Teri Bierman and the other home care providers provide critical care to their family members who receive state assistance to help pay for their care. Bierman provides care at home for her daughter, who suffers from cerebral palsy and requires care throughout the day. The other plaintiffs in the case care for children diagnosed with severe autism, epilepsy, Rubenstein-Taybi syndrome, or other significant disabilities. Like the other plaintiffs, Bierman receives aid from a Minnesota program similar to Medicaid, which provides funds to families to care for disabled relatives.

On August 27, 2014, the SEIU “won” a controversial mail-in unionization vote for Minnesota caregivers. Even though only 13 percent of the state’s 27,000 home care providers indicated support for SEIU affiliation, that was enough for the state to impose the union’s monopoly representation onto every provider, because of the small number of ballots returned. Caregivers who didn’t vote or voted against the union were then forced to accept the SEIU’s “representation.”

Bierman v. Dayton asks the Supreme Court to declare unconstitutional under the First Amendment’s free association guarantee the unions’ monopoly bargaining privileges, by which a union forces its representation on individuals receiving state funds who do not consent to the representation.

By asking the Court to declare monopoly bargaining a violation of the First Amendment, Foundation staff attorneys seek to build off two recent Foundation-won Supreme Court decisions. In the 2014 Harris v. Quinn decision, the Court applied exacting First Amendment scrutiny to rule that providers like the Bierman plaintiffs cannot be required to pay union fees.

Next, in the June 2018 Janus v. AFSCME decision, the Court declared that forced union fees for all public sector employees violate the First Amendment and opened the door to further cases seeking to uphold workers’ rights to freedom of speech and freedom of association.
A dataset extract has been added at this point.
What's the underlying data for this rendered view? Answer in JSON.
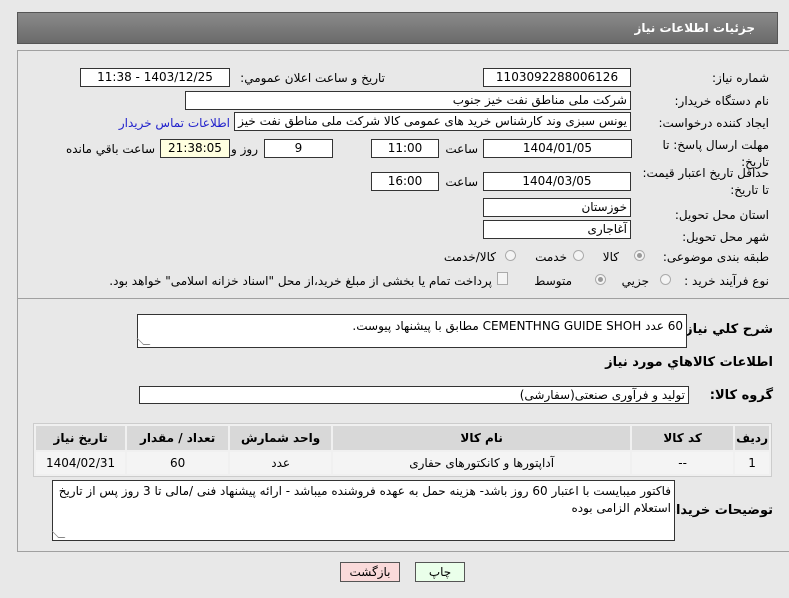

In his opinion for the majority, Justice Samuel Alito wrote for the Court that “designating a union as the employees’ exclusive representative substantially restricts the rights of individual employees.”

Both Harris and Janus were argued by National Right to Work Foundation staff attorney William Messenger, who is also the lead attorney in Bierman v. Dayton. Bierman now asks the Supreme Court, for the first time, to apply the same First Amendment standard to forced association as it has already applied to forced subsidies of union speech.

“If the Supreme Court agrees to hear Bierman, these home care providers will be one step closer toward ending an unconstitutional scheme that forces them to associate with a union they oppose as a condition of state assistance in providing care for their sons and daughters,” said Mark Mix, President of the National Right to Work Legal Defense Foundation. “Forcing individuals under union monopoly representation flies in the face of the First Amendment’s protection of freedom of association. This case gives the High Court the opportunity to apply to Big Labor’s coercive exclusive representation powers the legal standards it laid out in Janus and Harris.”